Porém, no caso em apreciação não está em causa qualquer destas excepções à regra da admissibilidade dos recursos, pelo que se torna inútil qualquer outro desenvolvimento sobre a matéria.
E quanto à regra da inadmissibilidade legal de recurso, e especificamente quanto ao requisito do valor da sucumbência, impõe-se referir que, como se escreveu no acórdão do Supremo Tribunal de Justiça de 13 de Julho de 2006 (Revista n.º 895/06-4.ª Secção, disponível em www.dsgi.pt, documento n.º SJ200607130008954), o mesmo «(…) reporta-se ao montante do prejuízo que a decisão recorrida importa para o recorrente, aferido pelo teor da alegação do recurso e pela pretensão nele formulada, equivalendo, pois, ao valor do recurso, traduzido na utilidade económica que, através dele, se pretende obter.
Assim, se a parte, tendo pugnado, nas instâncias, pela absolvição do pedido, ou um dos pedidos, sofre condenação de valor superior a metade da alçada do tribunal que proferiu a decisão, e interpõe recurso, em cuja alegação se conforma com o sentido da decisão, discordando, apenas, do quantum da condenação, o valor da sucumbência a atender, para efeito de admissibilidade do recurso, é o da diferença entre o montante fixado na decisão recorrida e o que pretende seja fixado na decisão do recurso – é essa diferença que consubstancia a medida do que na decisão a recorrente passou a considerar que lhe foi desfavorável, posto que, no restante, não impugnado, porque convencida, aceitando a decisão, o ter ficado vencida se tornou irrelevante.
Compreende-se que assim seja, pois, subjacente à exigência da medida da sucumbência encontra-se a repercussão económica da decisão recorrida para a parte vencida, na perspectiva desta, que pode, no requerimento de interposição do recurso, restringi-lo a qualquer dos segmentos decisórios da decisão impugnada e, nas conclusões da alegação, restringir o objecto inicial do recurso, sendo que os efeitos do julgado, na parte não recorrida, não podem ser prejudicados pela decisão do recurso [].

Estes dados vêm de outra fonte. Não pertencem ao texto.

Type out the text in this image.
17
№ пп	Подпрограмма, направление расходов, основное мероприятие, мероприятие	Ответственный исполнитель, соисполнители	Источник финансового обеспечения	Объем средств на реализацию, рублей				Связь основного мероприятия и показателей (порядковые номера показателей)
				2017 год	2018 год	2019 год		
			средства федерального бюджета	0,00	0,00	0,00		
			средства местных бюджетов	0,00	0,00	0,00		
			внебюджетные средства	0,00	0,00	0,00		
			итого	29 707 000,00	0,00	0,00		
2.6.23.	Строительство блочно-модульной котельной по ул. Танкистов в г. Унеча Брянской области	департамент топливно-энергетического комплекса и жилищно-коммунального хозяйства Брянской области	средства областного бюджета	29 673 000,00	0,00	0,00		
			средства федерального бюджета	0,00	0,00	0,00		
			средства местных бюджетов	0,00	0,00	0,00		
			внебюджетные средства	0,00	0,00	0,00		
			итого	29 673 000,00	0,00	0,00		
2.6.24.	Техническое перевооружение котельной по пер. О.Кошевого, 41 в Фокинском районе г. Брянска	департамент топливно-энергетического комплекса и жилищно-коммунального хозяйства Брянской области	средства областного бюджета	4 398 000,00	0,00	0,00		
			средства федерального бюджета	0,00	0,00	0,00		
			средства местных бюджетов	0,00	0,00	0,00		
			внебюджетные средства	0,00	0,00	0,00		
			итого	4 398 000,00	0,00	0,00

E é a dimensão do valor do objecto do recurso que justifica ou exclui o conhecimento pelos tribunais superiores, sabido que as razões de política legislativa que determinaram a introdução da regra de sucumbência se prendem com a necessidade de “não sobrecarregar os tribunais superiores com a eventual reapreciação de todas as decisões proferidas por tribunais inferiores – sob pena de o número daqueles ter de ser equivalente ao dos tribunais de 1.ª instância e com a consequente dispersão das tendências jurisprudenciais[]».
Assim, voltando ao caso em apreciação verifica-se que:
(i) na acção o Autor pede a condenação da Ré, entre o mais, no pagamento de € 1.858,40 correspondente ao trabalho suplementar prestado aos sábados, dia de descanso semanal (cfr. artigo 12.º da petição inicial);
(ii) à acção foi atribuído o valor de € 5.449,95 (fls. 213);
(iii) tendo o Autor interposto recurso da sentença, e considerando que o objecto do recurso é definido pelas conclusões das respectivas alegações, extrai-se das mesmas que ele pretende a condenação da Ré no pagamento do trabalho suplementar prestado aos sábados.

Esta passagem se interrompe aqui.